Posse foi festa que democracia merecia após quatro anos em cativeiro
O golpe perdeu, o Olavo morreu, o Jair fugiu, e o Brasil voltou a ter um presidente digno de cantar o hino nacional brasileiro.
Cantou-o com entusiasmo, como cantou a multidão que foi a Brasília assistir à terceira posse presidencial de Lula. Foi uma festa bonita, a começar porque o Jair não foi. Em seu lugar, uma comitiva entregou a faixa presidencial a Lula. Foi, sem dúvida, o momento mais bonito da posse. A comitiva representava um país que é, ao mesmo tempo, diverso, culturalmente rico e melhor do que Jair Bolsonaro no desempenho de absolutamente qualquer tarefa.
Resta torcer, enfim, para que o desastre Jair Bolsonaro vacine o povo brasileiro contra novas experiências autoritárias. Afinal, não é possível que este palhaço não seja capaz de vacinar ninguém contra nada.
Em seu discurso de posse, Lula deixou claro que não haveria anistia: isto é, prometeu que as instituições não serão fraudadas para impedir que Jair Bolsonaro e seus cúmplices sejam responsabilizados por seus crimes.
Mas deixou claro que serão processados nos termos da lei, com amplo direito de defesa, sem Sergio Moro fazendo mutreta, sem perseguição. É assim que tem que ser.
Nos dois discursos da posse, houve uma tentativa de equilibrar o discurso "frente ampla" com a homenagem a quem esteve com Lula nas horas mais difíceis.
O "democracia para sempre!" que encerrou o discurso no Congresso honrou as promessas de uma frente ampla pela democracia, que também foram contempladas na formação do ministério. Lula lembrou de seu passado como deputado constituinte e fez homenagens à Constituição de 1988.

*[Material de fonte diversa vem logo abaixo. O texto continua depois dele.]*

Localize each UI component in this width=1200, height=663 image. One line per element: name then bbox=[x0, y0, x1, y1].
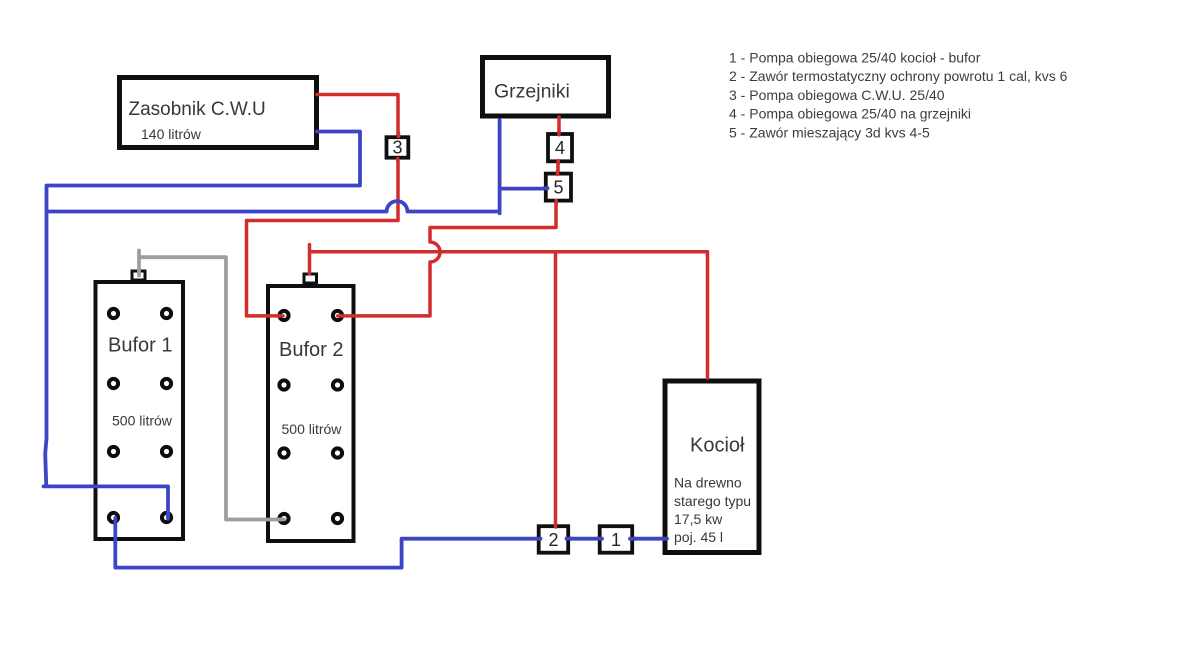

Em outros tempos, um discurso de posse elogiando a Constituição seria entediante. Afinal, quem era contra a Constituição? Depois de quatro anos governados por um sujeito que preferia Ustra a Ulysses, o que deveria ser uma obviedade tornou-se uma corajosa tomada de posição. Emocionou, porque tinha mesmo que emocionar.
O discurso no parlatório teve mais acenos à esquerda. Lula xingou o teto de gastos, o que é meio fácil: o teto já morreu durante o governo Bolsonaro. Disse, entretanto, que seu governo não faria "gastança", abrindo caminho para a negociação de uma nova regra fiscal pelo ministro Fernando Haddad.
No parlatório, Lula chamou o impeachment de 2016 de golpe, chamou a política de Bolsonaro durante a pandemia de genocida e entregou o que o público, vindo de todos os cantos do Brasil, esperava ouvir. O "boa tarde, povo brasileiro", homenagem ao "bom dia, presidente Lula" que a vigília de Curitiba lhe dizia todos os dias durante a prisão, foi bonito.
Em 2018, eu achava que a vigília de Curitiba era um negócio quixotesco e até meio melancólico. Diante dos acontecimentos posteriores, só me resta reconhecer que eles mereceram mesmo serem homenageados no discurso da posse.
Ainda não sabemos se, no governo, Lula saberá equilibrar, como fez nos discursos da posse, as políticas que a frente ampla pede e o que Lula prometeu a seus apoiadores mais fiéis. O combate à miséria, principal tema dos discursos da posse, pode ser um programa unificador para uma "frente ampla contra a desigualdade".
Independentemente disso tudo, foi uma festa bonita, que a bandeira, o hino, a Constituição e a democracia brasileira mereciam depois de quatro anos mantidos em cativeiro.